I just thought of trying to make size a method of the class Tree. The syntax might then look something like this :
class Tree(val,left,right) :
def size(Tree(_,left,right)) :
1 + left.size() + right.size()
Where, obviously, the object itself is still (as in Python) explicitly passed as the first argument to the method, but instead of being called "self" we pick it up with the pattern of another Tree constructor and so it gets broken into _,left and right.
But where do we put the None / empty tree clause? My first thought was something like this :
class Tree(val,left,right) :
def size(None) : 0
def size(Tree(val,left,right)) :
1 + left.size() + right.size()
But that's not quite going to work. If this really were a more statically typed language like Haskell, and we knew that left and right were always Trees, this would be OK. But as we're trying to go for Pythonic duck-typing we have a problem. We would still like left.size() to mean, "pass the method selector size() to the object left" and then let the class of left decide how to handle it. But where left is None we have no idea which class to use to call. We could have a multitude of classes which define size(None); which would we pick?

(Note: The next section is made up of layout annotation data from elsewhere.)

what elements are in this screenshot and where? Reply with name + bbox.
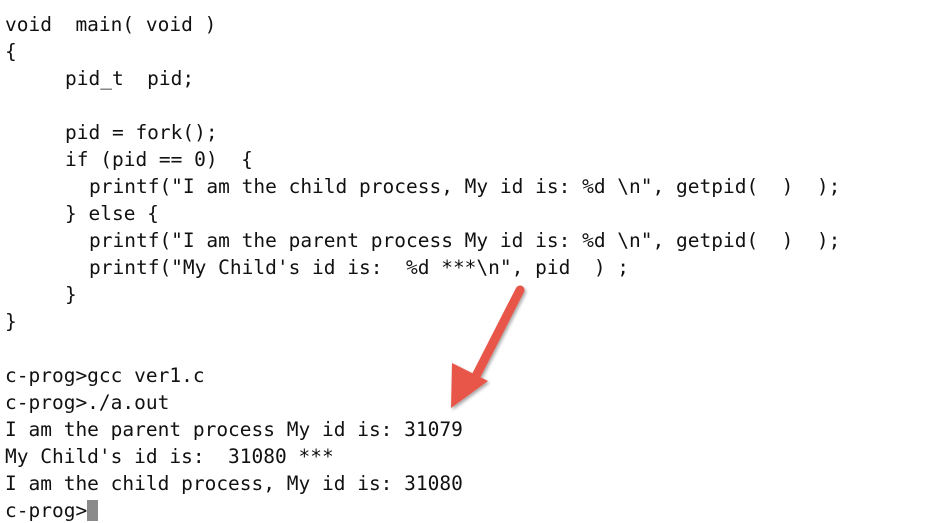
code-line-close-main: } <box>5 310 17 333</box>
code-line-main-signature: void main( void ) <box>5 13 217 36</box>
code-line-close-if: } <box>65 283 77 306</box>
terminal-prompt-line[interactable]: c-prog> <box>5 497 99 523</box>
code-line-else: } else { <box>65 202 159 225</box>
terminal-line-child-output: I am the child process, My id is: 31080 <box>5 472 463 495</box>
terminal-cursor[interactable] <box>87 500 99 521</box>
terminal-line-parent-output: I am the parent process My id is: 31079 <box>5 418 463 441</box>
screenshot-canvas: void main( void ) { pid_t pid; pid = for… <box>0 0 933 523</box>
terminal-line-compile-command: c-prog>gcc ver1.c <box>5 364 205 387</box>
terminal-line-run-command: c-prog>./a.out <box>5 391 170 414</box>
code-line-printf-child-id: printf("My Child's id is: %d ***\n", pid… <box>89 256 630 279</box>
terminal-prompt: c-prog> <box>5 499 88 522</box>
terminal-line-child-id-output: My Child's id is: 31080 *** <box>5 445 334 468</box>
code-line-pid-declaration: pid_t pid; <box>65 67 195 90</box>
code-line-if-child: if (pid == 0) { <box>65 148 253 171</box>
code-line-open-brace: { <box>5 40 17 63</box>
code-line-printf-child: printf("I am the child process, My id is… <box>89 175 841 198</box>
code-line-fork-call: pid = fork(); <box>65 121 218 144</box>
code-line-printf-parent: printf("I am the parent process My id is… <box>89 229 841 252</box>
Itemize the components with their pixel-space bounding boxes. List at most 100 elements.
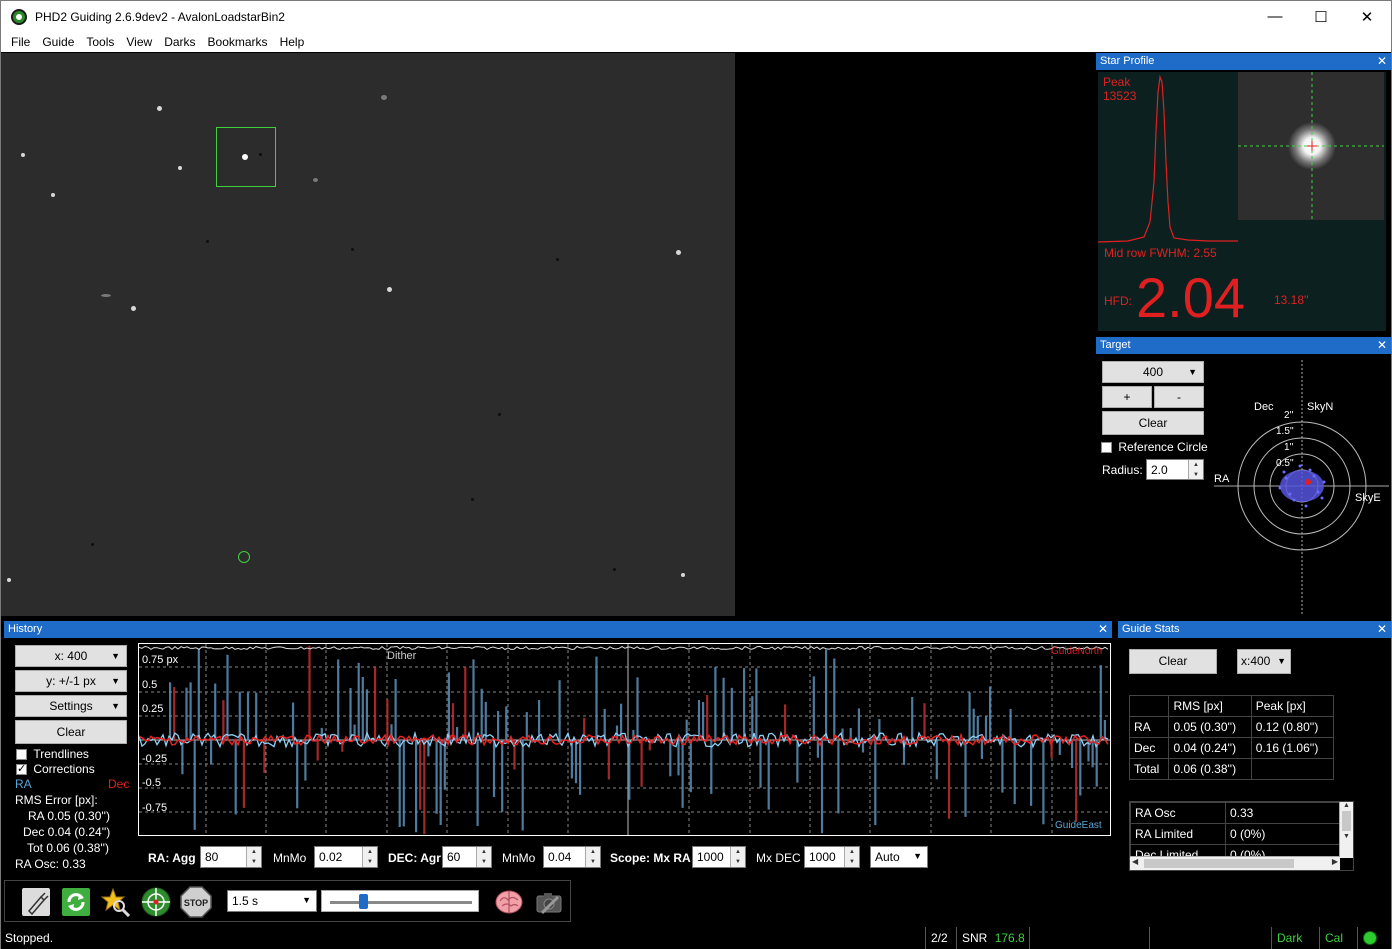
scroll-left-icon[interactable]: ◀	[1132, 857, 1138, 866]
correction-bar	[755, 668, 758, 740]
history-clear-button[interactable]: Clear	[15, 720, 127, 744]
dec-min-move-input[interactable]: 0.04 ▲ ▼	[543, 846, 601, 868]
radius-spinner[interactable]: ▲ ▼	[1188, 460, 1203, 479]
correction-bar	[669, 740, 672, 777]
close-icon[interactable]: ✕	[1098, 621, 1108, 638]
menu-bookmarks[interactable]: Bookmarks	[202, 32, 274, 52]
camera-image[interactable]	[1, 53, 735, 616]
guide-star-selection-box[interactable]	[216, 127, 276, 187]
scroll-right-icon[interactable]: ▶	[1332, 857, 1338, 866]
close-icon[interactable]: ✕	[1377, 53, 1387, 70]
camera-settings-button[interactable]	[532, 885, 566, 919]
correction-bar	[968, 692, 971, 740]
mx-ra-spinner[interactable]: ▲ ▼	[730, 847, 745, 867]
mnmo-ra-spinner[interactable]: ▲ ▼	[362, 847, 377, 867]
guide-history-graph[interactable]: 0.75 px 0.5 0.25 -0.25 -0.5 -0.75 Dither…	[138, 643, 1111, 836]
dark-pixel	[206, 240, 209, 243]
scrollbar-thumb[interactable]	[1342, 811, 1351, 831]
menu-guide[interactable]: Guide	[36, 32, 80, 52]
correction-bar	[702, 702, 705, 740]
target-scale-dropdown[interactable]: 400 ▼	[1102, 361, 1204, 383]
chevron-down-icon: ▼	[1188, 367, 1197, 377]
scroll-down-icon[interactable]: ▼	[1340, 833, 1353, 840]
zoom-out-button[interactable]: -	[1154, 386, 1204, 408]
menu-view[interactable]: View	[120, 32, 158, 52]
menu-help[interactable]: Help	[274, 32, 311, 52]
skye-label: SkyE	[1355, 492, 1381, 504]
correction-bar	[964, 740, 967, 817]
x-scale-dropdown[interactable]: x: 400 ▼	[15, 645, 127, 667]
correction-bar	[722, 677, 725, 740]
correction-bar	[857, 708, 860, 740]
ra-min-move-input[interactable]: 0.02 ▲ ▼	[314, 846, 378, 868]
reference-circle-checkbox[interactable]	[1101, 442, 1112, 454]
ra-aggression-input[interactable]: 80 ▲ ▼	[200, 846, 262, 868]
close-icon[interactable]: ✕	[1377, 337, 1387, 354]
scroll-up-icon[interactable]: ▲	[1340, 802, 1353, 809]
correction-bar	[1099, 665, 1102, 740]
loop-exposures-button[interactable]	[59, 885, 93, 919]
max-ra-duration-input[interactable]: 1000 ▲ ▼	[692, 846, 746, 868]
ring-label-1-5: 1.5''	[1276, 426, 1294, 437]
guide-stats-scale-dropdown[interactable]: x:400 ▼	[1237, 649, 1291, 674]
trendlines-option[interactable]: Trendlines	[16, 747, 89, 761]
close-button[interactable]: ✕	[1344, 1, 1390, 32]
correction-bar	[456, 727, 459, 740]
corrections-option[interactable]: Corrections	[16, 762, 95, 776]
mnmo-dec-spinner[interactable]: ▲ ▼	[585, 847, 600, 867]
correction-bar	[1009, 708, 1012, 740]
guide-button[interactable]	[139, 885, 173, 919]
correction-bar	[1103, 720, 1106, 740]
chevron-down-icon: ▼	[111, 701, 120, 711]
scrollbar-thumb[interactable]	[1144, 859, 1294, 868]
table-cell: Dec	[1128, 737, 1170, 759]
corrections-checkbox[interactable]	[16, 762, 27, 776]
maximize-button[interactable]: ☐	[1298, 1, 1344, 32]
history-title: History	[8, 623, 43, 635]
menu-darks[interactable]: Darks	[158, 32, 201, 52]
exposure-duration-select[interactable]: 1.5 s ▼	[227, 890, 317, 912]
correction-bar	[837, 740, 840, 814]
radius-value: 2.0	[1151, 463, 1168, 477]
guide-stats-clear-button[interactable]: Clear	[1129, 649, 1217, 674]
correction-bar	[743, 668, 746, 740]
mx-dec-spinner[interactable]: ▲ ▼	[844, 847, 859, 867]
hfd-label: HFD:	[1104, 294, 1132, 308]
table-row: RA 0.05 (0.30'') 0.12 (0.80'')	[1128, 716, 1335, 738]
gamma-slider[interactable]	[321, 890, 479, 912]
dec-guide-mode-select[interactable]: Auto ▼	[870, 846, 928, 868]
ra-agg-spinner[interactable]: ▲ ▼	[246, 847, 261, 867]
history-settings-button[interactable]: Settings ▼	[15, 695, 127, 717]
snr-value: 176.8	[994, 931, 1025, 945]
radius-input[interactable]: 2.0 ▲ ▼	[1146, 459, 1204, 480]
stop-button[interactable]: STOP	[179, 885, 213, 919]
brain-settings-button[interactable]	[492, 885, 526, 919]
y-scale-dropdown[interactable]: y: +/-1 px ▼	[15, 670, 127, 692]
chevron-down-icon: ▼	[111, 676, 120, 686]
auto-select-star-button[interactable]	[99, 885, 133, 919]
horizontal-scrollbar[interactable]: ◀ ▶	[1130, 856, 1340, 870]
correction-bar	[677, 740, 680, 776]
connect-equipment-button[interactable]	[19, 885, 53, 919]
correction-bar	[989, 686, 992, 740]
dec-aggression-input[interactable]: 60 ▲ ▼	[442, 846, 492, 868]
dec-agr-spinner[interactable]: ▲ ▼	[476, 847, 491, 867]
correction-bar	[595, 656, 598, 740]
menu-tools[interactable]: Tools	[80, 32, 120, 52]
correction-bar	[246, 692, 250, 740]
trendlines-checkbox[interactable]	[16, 749, 27, 761]
menu-file[interactable]: File	[5, 32, 36, 52]
vertical-scrollbar[interactable]: ▲ ▼	[1339, 802, 1353, 858]
zoom-in-button[interactable]: +	[1102, 386, 1152, 408]
dec-agr-label-text: DEC: Agr	[388, 851, 441, 865]
reference-circle-option[interactable]: Reference Circle	[1101, 440, 1208, 454]
target-clear-button[interactable]: Clear	[1102, 411, 1204, 435]
close-icon[interactable]: ✕	[1377, 621, 1387, 638]
max-dec-duration-input[interactable]: 1000 ▲ ▼	[804, 846, 860, 868]
correction-bar	[304, 740, 307, 781]
guide-stats-osc-list[interactable]: RA Osc 0.33 RA Limited 0 (0%) Dec Limite…	[1129, 801, 1354, 871]
correction-bar	[767, 740, 770, 810]
slider-thumb[interactable]	[359, 894, 368, 909]
minimize-button[interactable]: —	[1252, 1, 1298, 32]
star	[21, 153, 25, 157]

Note that this is not the pattern-matching's fault. We'd have the same problem here :
class Tree(val,left,right) :
def size(self) :
if self is None : 0
else :
1 + self.left.size() + self.right.size()
We could get around the problem by disallowing methods which take a single None argument, effectively forcing the programmer to write something like this :
class Tree(val,left,right) :
def size(Tree(_,None,None)) : 0
def size(Tree(_,None,right)) : 1+right.size()

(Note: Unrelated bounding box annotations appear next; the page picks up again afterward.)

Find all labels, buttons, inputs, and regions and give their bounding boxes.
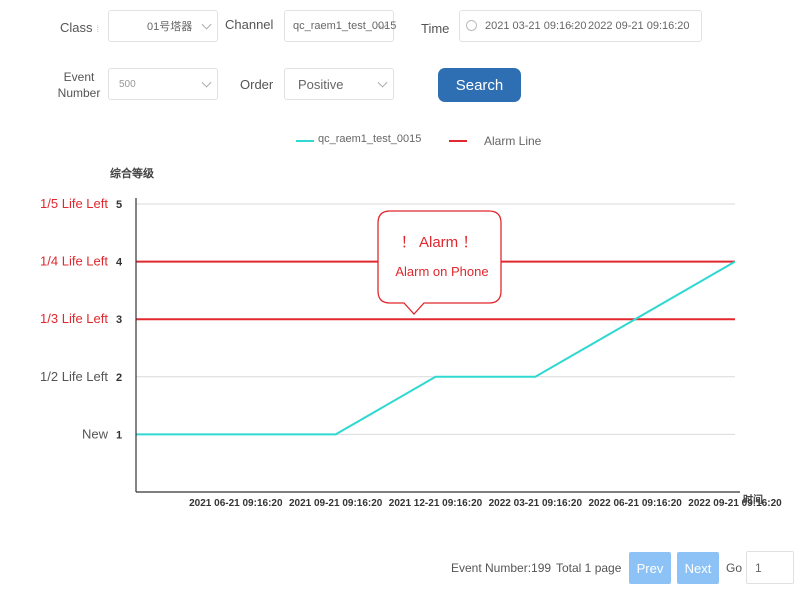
prev-button[interactable]: Prev bbox=[629, 552, 671, 584]
y-level-label: 1/2 Life Left bbox=[40, 369, 108, 384]
y-level-label: New bbox=[82, 426, 109, 441]
x-tick-label: 2021 12-21 09:16:20 bbox=[389, 498, 483, 509]
page-input[interactable] bbox=[746, 551, 794, 584]
x-axis-title: 时间 bbox=[743, 493, 763, 506]
x-tick-label: 2022 06-21 09:16:20 bbox=[588, 498, 682, 509]
total-pages-text: Total 1 page bbox=[556, 561, 622, 575]
event-count-text: Event Number:199 bbox=[451, 561, 552, 575]
x-tick-label: 2021 06-21 09:16:20 bbox=[189, 498, 283, 509]
callout-message: Alarm on Phone bbox=[395, 264, 488, 279]
x-tick-label: 2022 03-21 09:16:20 bbox=[489, 498, 583, 509]
y-level-label: 1/5 Life Left bbox=[40, 196, 108, 211]
go-label: Go bbox=[726, 561, 743, 575]
x-tick-label: 2021 09-21 09:16:20 bbox=[289, 498, 383, 509]
x-tick-label: 2022 09-21 09:16:20 bbox=[688, 498, 782, 509]
y-tick-label: 3 bbox=[116, 314, 122, 326]
y-tick-labels: 1 2 3 4 5 bbox=[116, 199, 123, 441]
y-level-label: 1/4 Life Left bbox=[40, 254, 108, 269]
alarm-callout: ！ Alarm ！ Alarm on Phone bbox=[377, 210, 502, 315]
y-level-label: 1/3 Life Left bbox=[40, 311, 108, 326]
callout-bubble bbox=[377, 210, 502, 315]
y-tick-label: 2 bbox=[116, 372, 122, 384]
next-button[interactable]: Next bbox=[677, 552, 719, 584]
callout-title: ！ Alarm ！ bbox=[401, 234, 478, 251]
chart: 1 2 3 4 5 1/5 Life Left 1/4 Life Left 1/3 Life… bbox=[40, 166, 782, 509]
y-tick-label: 5 bbox=[116, 199, 122, 211]
x-tick-labels: 2021 06-21 09:16:20 2021 09-21 09:16:20 20… bbox=[189, 498, 782, 509]
y-level-labels: 1/5 Life Left 1/4 Life Left 1/3 Life Left 1… bbox=[40, 196, 109, 441]
y-tick-label: 4 bbox=[116, 257, 123, 269]
y-tick-label: 1 bbox=[116, 429, 122, 441]
y-axis-title: 综合等级 bbox=[110, 166, 155, 180]
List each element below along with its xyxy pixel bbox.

def size(Tree(_,left,None)) : 1+left.size()
def size(Tree(val,left,right)) :
1 + left.size() + right.size()
But this starts looking somewhat clunky.
We might make it a bit less awkward by providing conditional evaluation to the left and right subtrees. Based on Python's current conditional expression syntax that would look something like this :
class Tree(val,left,right) :
def size(Tree(_,left,right)) :
1 + (left.size() if left else 0) +
(right.size() if right else 0)
Or maybe we have to accept a static type system closer to Haskell's. Perhaps the types, in this case, contribute to Haskell's terseness.
4 comments:
Hi,
Take a look at Reia:
http://reia-lang.org/
It implements some of your thoughts ;) And since it is work in progress you could influence it a bit.
Best regards,
Gleb Peregud
Hi Gleber,
thanks
you're the second person to point this out to me. Very interesting.
I definitely want to know more about that.
Have you looked at this performance comparison between Erlang and Stackless Python?
http://muharem.wordpress.com/2007/07/31/erlang-vs-stackless-python-a-first-benchmark/
Thanks Bill
Fascinating. I really need to try Stackless.